First, I called ahead of time to reserve our spot. I was told that it was going to be a lighter class than the previous day, which made me happy (who wants a crowd?). Second, there were six people in attendance so there was plenty of space for viewing. Third, I actually learned a lot. And I needed to learn a lot.
So the technique class was really helpful. And if you didn’t have a chance to attend, let me share a few tips and tricks:
1. Consider brining your turkey. It keeps the meat moist and flavorful. You can either do a wet or dry brine. We ending up purchasing the apple & spices turkey wet brine mix and plan on mixing with apple juice. Eventually you will rinse the brine off before flavoring your turkey.
2. Next, flavor your turkey. Use oil, flavored butters or paste by rubbing on and under the skin of the turkey. We usually use olive oil and mix with herbs. This year we will be using the turkey seasoning paste.
3. Tuck the legs under the skin and tie with twine. Fill the cavity with onions, apples, carrots, apples, celery, garlic, or orange slices. Bring on the aromatics!
4. Roasting time. Start off with a hot oven – 375 or 400 degrees for 30 minutes, then lower the degrees to 325 or 350 degrees. You know it is done when a thermometer in the breast registers 165 degrees and 175 degrees in the leg/drumstick. We purchased an All-Clad oven-probe thermometer that has a cord that you can run from the oven to your countertop.

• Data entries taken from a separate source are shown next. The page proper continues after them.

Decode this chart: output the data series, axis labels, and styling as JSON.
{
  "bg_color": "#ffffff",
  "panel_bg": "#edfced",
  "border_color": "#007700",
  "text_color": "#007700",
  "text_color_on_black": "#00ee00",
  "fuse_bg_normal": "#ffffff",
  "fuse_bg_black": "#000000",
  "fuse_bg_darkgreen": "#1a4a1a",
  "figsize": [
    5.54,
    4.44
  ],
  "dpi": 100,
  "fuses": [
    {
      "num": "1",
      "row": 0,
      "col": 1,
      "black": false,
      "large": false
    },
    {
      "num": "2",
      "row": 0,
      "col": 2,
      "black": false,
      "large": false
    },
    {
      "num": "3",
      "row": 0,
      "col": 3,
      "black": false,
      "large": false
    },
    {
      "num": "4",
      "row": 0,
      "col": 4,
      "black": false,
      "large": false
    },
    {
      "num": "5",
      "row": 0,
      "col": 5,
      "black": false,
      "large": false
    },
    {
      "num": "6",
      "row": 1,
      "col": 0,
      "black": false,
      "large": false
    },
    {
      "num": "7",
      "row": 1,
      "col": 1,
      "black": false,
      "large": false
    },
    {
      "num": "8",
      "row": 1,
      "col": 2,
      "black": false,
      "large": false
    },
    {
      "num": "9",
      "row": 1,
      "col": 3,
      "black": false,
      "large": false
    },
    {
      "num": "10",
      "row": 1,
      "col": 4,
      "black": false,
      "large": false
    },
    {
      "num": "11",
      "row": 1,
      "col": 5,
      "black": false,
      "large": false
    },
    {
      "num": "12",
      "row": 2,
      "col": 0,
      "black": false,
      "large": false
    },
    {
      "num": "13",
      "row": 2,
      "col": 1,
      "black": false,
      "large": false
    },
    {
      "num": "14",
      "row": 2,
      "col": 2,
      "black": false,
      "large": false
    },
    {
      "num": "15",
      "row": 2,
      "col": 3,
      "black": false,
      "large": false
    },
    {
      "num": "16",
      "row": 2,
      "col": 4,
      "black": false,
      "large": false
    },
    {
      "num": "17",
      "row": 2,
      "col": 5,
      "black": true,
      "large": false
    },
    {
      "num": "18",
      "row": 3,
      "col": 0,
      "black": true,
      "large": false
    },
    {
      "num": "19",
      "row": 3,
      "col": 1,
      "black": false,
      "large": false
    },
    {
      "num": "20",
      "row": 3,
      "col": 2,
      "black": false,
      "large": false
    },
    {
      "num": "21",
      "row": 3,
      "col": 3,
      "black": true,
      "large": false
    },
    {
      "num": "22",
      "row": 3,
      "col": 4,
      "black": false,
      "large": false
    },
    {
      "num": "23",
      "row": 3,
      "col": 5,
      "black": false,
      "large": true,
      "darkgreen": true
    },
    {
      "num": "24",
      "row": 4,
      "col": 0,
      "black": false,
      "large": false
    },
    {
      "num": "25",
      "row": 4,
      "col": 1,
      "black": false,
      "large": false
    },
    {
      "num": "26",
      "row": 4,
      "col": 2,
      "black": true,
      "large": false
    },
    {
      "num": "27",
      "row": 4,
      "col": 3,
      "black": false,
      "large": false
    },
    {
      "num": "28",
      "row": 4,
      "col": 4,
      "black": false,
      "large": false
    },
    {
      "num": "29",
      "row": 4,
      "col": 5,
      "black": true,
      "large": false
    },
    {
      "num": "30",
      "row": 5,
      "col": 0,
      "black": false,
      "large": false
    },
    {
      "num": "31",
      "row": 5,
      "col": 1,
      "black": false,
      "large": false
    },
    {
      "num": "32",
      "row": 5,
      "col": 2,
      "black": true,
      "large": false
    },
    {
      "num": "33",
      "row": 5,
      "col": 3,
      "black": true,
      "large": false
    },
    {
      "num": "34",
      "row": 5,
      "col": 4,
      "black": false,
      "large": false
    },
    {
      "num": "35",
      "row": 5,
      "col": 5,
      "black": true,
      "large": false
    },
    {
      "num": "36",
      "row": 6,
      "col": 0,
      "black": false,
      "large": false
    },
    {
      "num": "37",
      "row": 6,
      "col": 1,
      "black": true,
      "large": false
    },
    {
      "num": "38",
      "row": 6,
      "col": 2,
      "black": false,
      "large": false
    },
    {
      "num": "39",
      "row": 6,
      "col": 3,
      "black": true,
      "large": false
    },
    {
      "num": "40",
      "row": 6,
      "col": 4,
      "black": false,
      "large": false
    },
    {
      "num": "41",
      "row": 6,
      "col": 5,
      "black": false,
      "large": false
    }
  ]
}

5. Don’t forget to keep the turkey off the bottom of your roasting pans. You’ll want a flat bottomed pan so you can deglaze the drippings over the burner. LouAnn mentioned that adding wine t o help deglaze would be delicious and I concur. We are planning to do just that this year.
6. Let your bird rest. Wait 20-30 minutes before you carve to ensure that all the juices are reabsorbed back into the meat. Carve in this order: legs, thighs, breast. And once you place on a pretty platter, add a little greenery! Parsley or rosemary and perhaps even grapes! Make it a nice presentation.
7. Save your carcass! It is perfect for making stock. I have to admit that I have never done this before with the Thanksgiving turkey… this year I will!
Happy Thanksgiving! Don’t forget to order you fresh turkey!